PICO DA VIGIA 2
Pessoas, costumes, estórias e tradições da Fajã Grande das Flores e outros temas.
A MINHA CASA
A minha casa, ou melhor a casa onde eu nasci, era ali na Assomada, (na Fajã Grande) à beirinha do caminho, muito pobre e pequenina, mas desvanecedora e alegre, rodeada de minúsculos campos onde floresciam girassóis misturados com milheirais e de courelas onde cresciam batatais intercalados com couves e abóboras, circundada por muitas outras casas também pobres e pequeninas, semelhantes à minha e onde moravam as minhas vizinhas, agastadas por trabalhos e canseiras, com o xaile a cobrir-lhes o cocuruto, mas sempre prontas a ajudar, a aconselhar, a disponibilizar préstimos, a conceder favores e muito amigas da minha mãe. A casa onde eu nasci tinha as paredes carcomidas pelo tempo, soalho esburacado e telhas levantadas pelo vento, mas tinha as janelas voltadas para o mar e as portas abertas para a madrugada. A minha casa tinha um quarto onde, junto à cama de meus pais, balouçava um berço, atávico valhacouto da nossa meninice, que nos ia embalando para a vida, uns após os outros. E também tinha uma sala muito ampla, mas com cadeiras a desfazerem e caixas onde se guardavam as roupas que vinham da América e as colchas tecidas no tear, mas que era muito clara e arejada. A minha casa tinha uma cozinha, esconsa e de paredes tisnadas, a abarrotar de fumo e cheiro a leite e pão de milho. A minha casa tinha uma loja onde dormia a Benfeita, a Trigueira e os seus filhotes. A minha casa tinha um pátio onde eu brincava, onde minha mãe punha a roupa a “coarar” e onde ela assomava, vezes sem conta, para dar dois dedos de conversa às vizinha ou para lhes pedir umas folhinhas de salsa. A minha casa era a minha casa, mas muito minha, toda minha, pois foi nela que nasci, brinquei, cresci e entendi que mesmo sendo pobre e pequenina era a minha casa.
E quatro décadas de tempo desfizeram a minha casa toda, de uma ponta à outra e do alto a baixo! Lançaram sobre ela um temível vendaval que a transformou, que a desfez por completo, ocultando-a de meus olhos, destruindo sonhos, emoções e desejos.
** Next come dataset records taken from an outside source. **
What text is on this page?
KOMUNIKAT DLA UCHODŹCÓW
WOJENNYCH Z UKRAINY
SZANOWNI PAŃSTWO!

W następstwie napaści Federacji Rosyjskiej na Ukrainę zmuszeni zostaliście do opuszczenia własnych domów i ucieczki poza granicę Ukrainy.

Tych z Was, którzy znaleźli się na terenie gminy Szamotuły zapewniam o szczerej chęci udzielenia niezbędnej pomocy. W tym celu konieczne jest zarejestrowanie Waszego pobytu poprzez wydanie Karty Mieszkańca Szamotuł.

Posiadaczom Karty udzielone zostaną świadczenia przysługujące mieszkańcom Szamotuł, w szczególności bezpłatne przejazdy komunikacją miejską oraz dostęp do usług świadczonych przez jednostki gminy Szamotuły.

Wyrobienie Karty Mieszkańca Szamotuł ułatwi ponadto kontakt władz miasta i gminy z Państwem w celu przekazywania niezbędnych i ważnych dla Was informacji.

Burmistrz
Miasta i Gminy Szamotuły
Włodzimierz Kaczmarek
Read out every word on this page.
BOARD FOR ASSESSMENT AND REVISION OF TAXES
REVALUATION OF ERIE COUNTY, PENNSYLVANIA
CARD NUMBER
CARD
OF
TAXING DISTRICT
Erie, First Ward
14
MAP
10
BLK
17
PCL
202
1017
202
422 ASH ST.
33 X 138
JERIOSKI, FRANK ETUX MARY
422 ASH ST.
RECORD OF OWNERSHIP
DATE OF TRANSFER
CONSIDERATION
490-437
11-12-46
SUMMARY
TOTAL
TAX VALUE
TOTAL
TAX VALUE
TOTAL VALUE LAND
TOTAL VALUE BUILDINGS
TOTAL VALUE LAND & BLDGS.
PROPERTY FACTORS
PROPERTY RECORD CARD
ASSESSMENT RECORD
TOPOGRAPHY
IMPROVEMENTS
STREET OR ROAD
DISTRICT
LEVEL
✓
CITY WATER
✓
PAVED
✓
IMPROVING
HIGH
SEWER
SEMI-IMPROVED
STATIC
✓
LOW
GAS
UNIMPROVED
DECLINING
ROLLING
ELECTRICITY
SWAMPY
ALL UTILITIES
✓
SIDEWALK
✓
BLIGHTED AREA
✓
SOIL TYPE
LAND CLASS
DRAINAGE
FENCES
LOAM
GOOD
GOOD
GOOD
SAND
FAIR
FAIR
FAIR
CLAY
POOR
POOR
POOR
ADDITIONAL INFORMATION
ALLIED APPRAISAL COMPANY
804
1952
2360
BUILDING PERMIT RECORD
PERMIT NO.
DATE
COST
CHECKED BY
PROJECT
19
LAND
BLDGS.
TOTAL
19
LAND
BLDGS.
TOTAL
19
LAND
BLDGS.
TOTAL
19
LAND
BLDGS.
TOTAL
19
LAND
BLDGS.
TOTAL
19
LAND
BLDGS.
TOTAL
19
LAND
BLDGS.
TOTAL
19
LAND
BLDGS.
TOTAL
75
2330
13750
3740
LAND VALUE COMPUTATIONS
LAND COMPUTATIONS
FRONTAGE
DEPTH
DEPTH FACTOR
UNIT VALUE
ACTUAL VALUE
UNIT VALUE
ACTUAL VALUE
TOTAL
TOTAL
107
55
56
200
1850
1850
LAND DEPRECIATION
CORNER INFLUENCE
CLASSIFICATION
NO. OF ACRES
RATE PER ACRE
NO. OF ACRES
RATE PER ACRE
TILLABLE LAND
Mas, mesmo desfeita, transformada, a minha casa ainda lá está, no mesmo sítio, à beirinha do caminho. Mas na minha casa já não há berço, nem cadeiras velhas, nem claridade, nem portas abertas para as madrugadas, nem janelas a abrirem-se para receber refolgos de maresia. Na minha casa já não há paredes carcomidas, nem chão esburacado, nem cheiro a bolo quente e a queijo fresco. A minha casa já não tem pátio, nem loja, nem Benfeita, nem bafo dos animais ou o tilintar das suas campainhas. Ao redor da minha casa já não existem campos repletos de milheirais a sorrirem como os girassóis floridos, nem bardos de faias do norte a separar os campos e protegê-los do vento norte. Ao redor da minha casa já não há vizinhas, nem velhinhas a visitar a minha mãe e disponibilizar-lhe préstimos e ajuda. Pior do que isso: a minha casa tornou-se uma espécie de chão deserto, um catafalco vácuo, um mistério petrificado, um enigma indecifrável e, como se isso ainda não bastasse, a minha casa até deixou de ser a minha casa.